Class Project

Introduction

This project asks teams of 4 or 5 to work with a customer and their data to answer questions and make predictions that are important to the customer. The project must include sound statistical analysis, hypothesis testing, and model development.

The type of analysis used as well as the modeling approached applied will be based on the goals of the customer. For instance, if a customer wanted to know if either of two front displays in a store affected the probability that a potential customer would leave without purchasing anything, hypothesis testing could be used to evaluate the null hypothesis - that there is no difference. On the other hand, this won’t predict the actual probability.

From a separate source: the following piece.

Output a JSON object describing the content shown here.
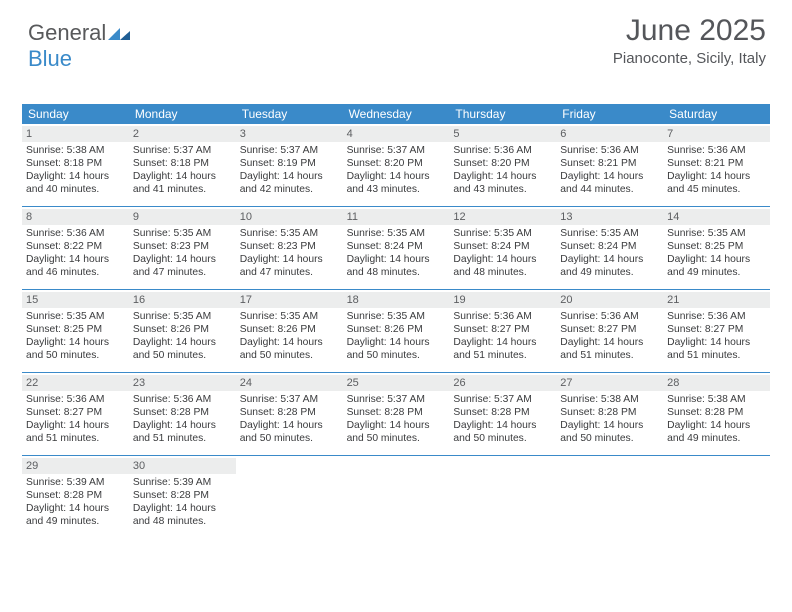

Therefore, if the customer also wanted to have an estimate of the likelihood that a new comer will leave without making a purchase, model could be learned through logistic regression.

At a minimum, each project must attempt to apply hypothesis testing, multivariate logistic regression, multivariate linear regression, and one of the higher complexity models that will be discussed in the coming two weeks.

Deliverables

The project requires each team to self-manage their progress through four phases.

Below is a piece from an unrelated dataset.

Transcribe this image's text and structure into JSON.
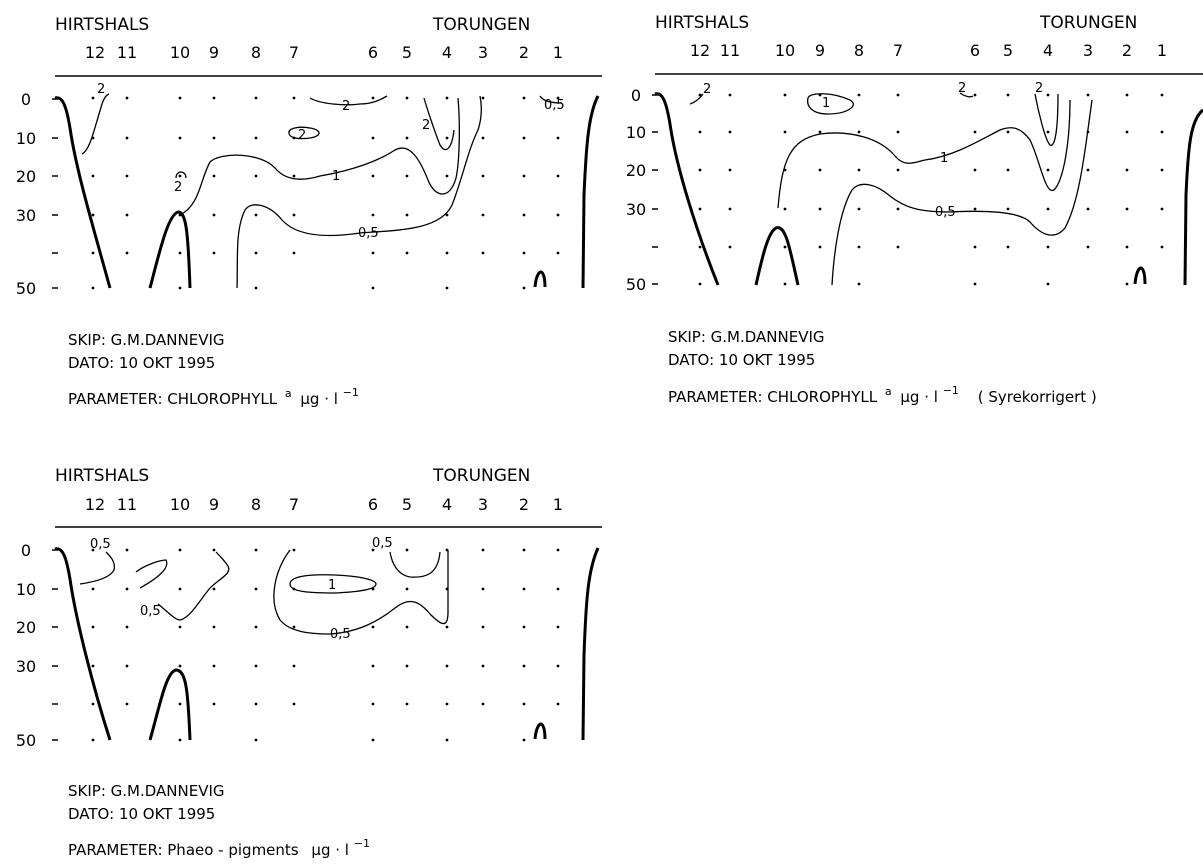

  1. Exploratory data analysis and hypothesis investigation (~1 week)
  2. Development and followup investigation (~1 week)
  3. Result cleanup and extraction (~1/2 week)
  4. Communication (~1/2 week)

Each team must submit the following documentation at the culmination of the project:

  • A well organized jupyter notebook that documents the work from phase 1 and 2. This should be cleaned up in phase 3. It should include both code and text blocks that clearly explain the hypothesis being tested or model being developed. It should also have text blocks that clearly interpret and justify any statistical analysis and model training/selection results.
  • A two page report that summarizes the questions that were investigated and the predictions that were attempted on behalf of the customer with all results that were obtained. This document should provide enough information for readers to understand the size of any effects and their significance. This should include figures and tables beyond listing values in the body text. The document should be two column and abide by the AAAI format. It is available here. I recommend using overleaf to prepare it - though this is not required. There’s a tutorial on overleaf linked on the resources page.
  • A live presentation in front of the customer and the class.

Purpose

The purpose of this project is to experience the process of customer goal understanding, investigation and development using data, and communication of the results to non-technical stakeholders.

Given this goal, the project will be graded accordingly. For instance, a project that identifies an appropriate set of questions and predictions and addresses these in an appropriate and statistically sound manner with proper investigation will be graded very favorably. A project that trains an interesting model without addressing the customer’s questions or goals will not.

To get maximum credit address the customer’s goals significantly and in a sound manner, contain those results in a notebook that is well organized and documented, and communicate these results in written and verbal form effectively.

Due Date

The project is due on April 27th with presentations on the 28th and 30th.